The longest direct broad walk in Venice—longer than the Riva—begins at SS. Apostoli and extends to the railway station. The name of the street is the Via Vittorio Emmanuele, and in order to obtain it many canals had to be filled-in. To the loss of canals the visitor is never reconciled. Wherever one sees the words Rio Terra before the name of a calle, one knows that it is a filled-in canal. For perhaps the best example of the picturesque loss which this filling-in entails one should seek the Rio Terra delle Colonne, which runs out of the Calle dei Fabri close to the Piazza of S. Mark. When this curved row of pillars was at the side of water it must have been impressive indeed.
And now we must return to the Goldoni statue to resume that other itinerary over the Rialto bridge, which is as much the centre of Venice by day as S. Mark's Square is by night. In another chapter I speak of the bridge as seen from the Grand Canal, which it so nobly leaps.
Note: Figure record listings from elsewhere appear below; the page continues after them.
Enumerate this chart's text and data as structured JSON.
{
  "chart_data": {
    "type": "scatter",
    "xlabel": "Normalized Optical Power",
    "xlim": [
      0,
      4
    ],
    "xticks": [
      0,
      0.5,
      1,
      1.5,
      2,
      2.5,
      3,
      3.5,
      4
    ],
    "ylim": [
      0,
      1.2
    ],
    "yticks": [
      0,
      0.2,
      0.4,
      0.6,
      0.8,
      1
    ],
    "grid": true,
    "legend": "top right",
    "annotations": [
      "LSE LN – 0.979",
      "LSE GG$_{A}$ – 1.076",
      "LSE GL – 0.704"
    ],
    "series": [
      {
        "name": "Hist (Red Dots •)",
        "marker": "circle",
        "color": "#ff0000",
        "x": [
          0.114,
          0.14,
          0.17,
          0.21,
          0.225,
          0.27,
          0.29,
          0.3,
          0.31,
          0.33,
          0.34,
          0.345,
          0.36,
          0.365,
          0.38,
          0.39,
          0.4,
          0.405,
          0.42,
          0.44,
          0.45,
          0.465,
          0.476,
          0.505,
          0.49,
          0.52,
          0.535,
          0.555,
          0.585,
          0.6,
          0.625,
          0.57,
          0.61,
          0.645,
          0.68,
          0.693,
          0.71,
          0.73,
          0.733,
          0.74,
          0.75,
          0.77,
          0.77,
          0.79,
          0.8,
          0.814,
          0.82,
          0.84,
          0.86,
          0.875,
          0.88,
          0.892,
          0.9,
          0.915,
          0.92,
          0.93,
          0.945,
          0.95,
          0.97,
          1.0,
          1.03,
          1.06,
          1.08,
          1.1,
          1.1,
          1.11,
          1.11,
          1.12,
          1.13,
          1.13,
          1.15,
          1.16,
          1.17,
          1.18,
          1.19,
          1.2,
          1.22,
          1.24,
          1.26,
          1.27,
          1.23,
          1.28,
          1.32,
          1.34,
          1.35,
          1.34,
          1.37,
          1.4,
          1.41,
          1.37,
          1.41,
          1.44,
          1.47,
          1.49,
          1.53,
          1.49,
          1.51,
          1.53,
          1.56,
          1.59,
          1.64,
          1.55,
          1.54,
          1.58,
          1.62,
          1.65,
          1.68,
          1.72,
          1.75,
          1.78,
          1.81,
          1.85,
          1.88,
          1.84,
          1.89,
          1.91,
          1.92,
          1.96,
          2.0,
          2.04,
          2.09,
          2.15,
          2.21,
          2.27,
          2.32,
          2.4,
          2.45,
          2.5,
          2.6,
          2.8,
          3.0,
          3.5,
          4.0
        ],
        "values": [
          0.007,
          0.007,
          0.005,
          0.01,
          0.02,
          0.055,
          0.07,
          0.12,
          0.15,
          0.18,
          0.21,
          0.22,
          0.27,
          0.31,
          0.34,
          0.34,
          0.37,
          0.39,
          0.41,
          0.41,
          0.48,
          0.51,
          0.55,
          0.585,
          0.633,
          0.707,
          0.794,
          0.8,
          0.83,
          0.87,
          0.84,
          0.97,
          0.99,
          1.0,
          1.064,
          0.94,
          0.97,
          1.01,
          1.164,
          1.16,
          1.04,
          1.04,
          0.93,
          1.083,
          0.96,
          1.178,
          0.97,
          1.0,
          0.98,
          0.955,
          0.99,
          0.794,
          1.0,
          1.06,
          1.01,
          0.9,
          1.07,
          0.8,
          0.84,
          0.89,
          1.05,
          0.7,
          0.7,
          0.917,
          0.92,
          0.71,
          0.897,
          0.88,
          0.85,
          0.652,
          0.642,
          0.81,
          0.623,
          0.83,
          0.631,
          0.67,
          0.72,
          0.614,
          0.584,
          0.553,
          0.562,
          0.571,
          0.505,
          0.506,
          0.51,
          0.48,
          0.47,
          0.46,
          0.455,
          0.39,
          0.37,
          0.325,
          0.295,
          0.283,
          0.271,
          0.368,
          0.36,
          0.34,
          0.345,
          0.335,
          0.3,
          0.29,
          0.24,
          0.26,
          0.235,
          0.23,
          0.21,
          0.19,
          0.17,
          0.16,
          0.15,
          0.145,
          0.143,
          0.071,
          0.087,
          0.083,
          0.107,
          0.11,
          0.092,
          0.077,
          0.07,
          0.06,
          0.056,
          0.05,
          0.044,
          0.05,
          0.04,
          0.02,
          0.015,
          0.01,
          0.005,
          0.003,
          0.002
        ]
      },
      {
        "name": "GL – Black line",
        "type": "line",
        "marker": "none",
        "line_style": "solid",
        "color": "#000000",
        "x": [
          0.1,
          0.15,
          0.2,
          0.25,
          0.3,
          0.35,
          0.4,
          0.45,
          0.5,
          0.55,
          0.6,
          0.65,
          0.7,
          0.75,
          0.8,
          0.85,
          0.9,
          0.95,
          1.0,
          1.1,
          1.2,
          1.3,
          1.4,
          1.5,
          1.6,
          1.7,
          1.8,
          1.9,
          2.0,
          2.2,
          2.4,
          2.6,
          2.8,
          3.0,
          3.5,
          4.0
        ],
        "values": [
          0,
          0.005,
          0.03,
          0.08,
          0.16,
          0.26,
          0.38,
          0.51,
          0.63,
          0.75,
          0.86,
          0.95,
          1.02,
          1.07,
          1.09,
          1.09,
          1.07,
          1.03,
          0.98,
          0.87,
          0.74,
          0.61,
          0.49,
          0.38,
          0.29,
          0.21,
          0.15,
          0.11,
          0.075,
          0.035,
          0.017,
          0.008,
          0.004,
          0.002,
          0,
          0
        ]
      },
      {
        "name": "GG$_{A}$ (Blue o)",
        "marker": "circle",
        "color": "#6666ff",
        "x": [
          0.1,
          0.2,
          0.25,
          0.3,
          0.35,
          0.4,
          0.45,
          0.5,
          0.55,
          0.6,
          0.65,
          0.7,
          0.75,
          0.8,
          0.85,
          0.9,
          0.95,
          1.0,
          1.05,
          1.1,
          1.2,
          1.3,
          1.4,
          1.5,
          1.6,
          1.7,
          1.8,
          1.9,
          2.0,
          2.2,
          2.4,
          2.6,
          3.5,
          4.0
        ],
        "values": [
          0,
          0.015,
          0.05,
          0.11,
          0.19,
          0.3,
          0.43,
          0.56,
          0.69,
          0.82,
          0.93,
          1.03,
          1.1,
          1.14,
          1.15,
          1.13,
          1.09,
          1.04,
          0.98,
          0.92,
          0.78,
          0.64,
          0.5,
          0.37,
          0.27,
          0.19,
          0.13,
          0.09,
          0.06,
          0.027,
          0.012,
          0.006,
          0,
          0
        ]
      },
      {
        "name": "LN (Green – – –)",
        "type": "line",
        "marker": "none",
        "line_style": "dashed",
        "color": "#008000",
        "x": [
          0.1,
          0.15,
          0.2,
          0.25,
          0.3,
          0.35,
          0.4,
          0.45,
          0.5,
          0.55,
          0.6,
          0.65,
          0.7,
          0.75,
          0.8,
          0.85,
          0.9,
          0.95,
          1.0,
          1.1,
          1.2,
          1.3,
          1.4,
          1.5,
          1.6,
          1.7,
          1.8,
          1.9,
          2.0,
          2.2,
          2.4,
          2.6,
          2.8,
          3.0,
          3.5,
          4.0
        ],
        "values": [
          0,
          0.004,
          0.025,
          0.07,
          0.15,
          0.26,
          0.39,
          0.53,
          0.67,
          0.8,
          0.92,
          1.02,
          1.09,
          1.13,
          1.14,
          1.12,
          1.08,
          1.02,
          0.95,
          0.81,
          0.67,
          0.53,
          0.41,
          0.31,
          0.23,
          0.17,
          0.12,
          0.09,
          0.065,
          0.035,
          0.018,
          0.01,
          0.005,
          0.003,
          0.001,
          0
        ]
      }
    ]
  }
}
More attractive is the Grand Canal as seen from it; and the visitor to Venice should spend much time leaning upon the parapet of one side and the other at the highest point. He will have it for the most part to himself, for the Venetians prefer the middle way between the shops. These shops are, however, very dull—principally cheap clothiers and inferior jewellers—and the two outer tracks are better. From here may best be seen the façade of the central Post Office, once the Fondaco dei Tedeschi splendid with the frescoes of Giorgione and Titian. The frescoes have gone and it is now re-faced with stucco. From here, too, the beautiful palace of the Camerlenghi at the edge of the Erberia is most easily studied. The Rialto bridge itself exerts no spell. It does not compare in interest or charm with the Ponte Vecchio of Florence.
The busiest and noisiest part of Venice begins at the further foot of the bridge, for here are the markets, crowded by housewives with their bags or baskets, and a thousand busy wayfarers.
The little church of the market-place—the oldest in Venice—is S. Giacomo di Rialto, but I have never been able to find it open. Commerce now washes up to its walls and practically engulfs it. A garden is on its roof, and its clock has stopped permanently at four.
It was in this campo that the merchants anciently met: here, in the district of the Rialto, and not on the bridge itself, as many readers suppose, did Antonio transact his business with one Shylock a Jew. There are plenty of Jews left in Venice; in fact, I have been told that they are gradually getting possession of the city, and judging by their ability in that direction elsewhere, I can readily believe it; but I saw none in the least like the Shylock of the English stage, although I spent some time both in the New Ghetto and the Old by the Cannaregio. All unwilling I once had the company of a small Jewish boy in a gaberdine for the whole way from the New Ghetto to the steamboat station of S. Toma, his object in life being to acquire for nothing a coin similar to one which I had given to another boy who had been really useful. If he avowed once that he was a starving Jewish boy and I was a millionaire, he said it fifty times. Every now and then he paused for an anxious second to throw a somersault. But I was obdurate, and embarking on the steamer, left the two falsehoods to fight it out.
The two Ghettos, by the way, are not interesting; no traveller, missing them, need feel that he has been in Venice in vain.
At the other end of the Rialto campo, opposite the church, is the famous hunchback, the Gobbo of the Rialto, who supports a rostrum from which the laws of the Republic were read to the people, after they had been read, for a wider audience, from the porphyry block at the corner of S. Mark's.
Leaving the Gobbo on our left and passing from the campo at the right-hand corner, we come to the great arcaded markets for fruit and vegetables, and further to the wholesale and retail fish markets, all of which are amusing to loiter in, particularly in the early hours of the morning. To the Erberia are all the fruit-laden barges bound, chiefly from Malamocco, the short cut from the lagoon being through the Rio del Palazzo beneath the Bridge of Sighs and into the Grand Canal, just opposite us, by the Post Office. The fruit market is busy twice a day, in the early morning and in the late afternoon; the fish market in the morning only.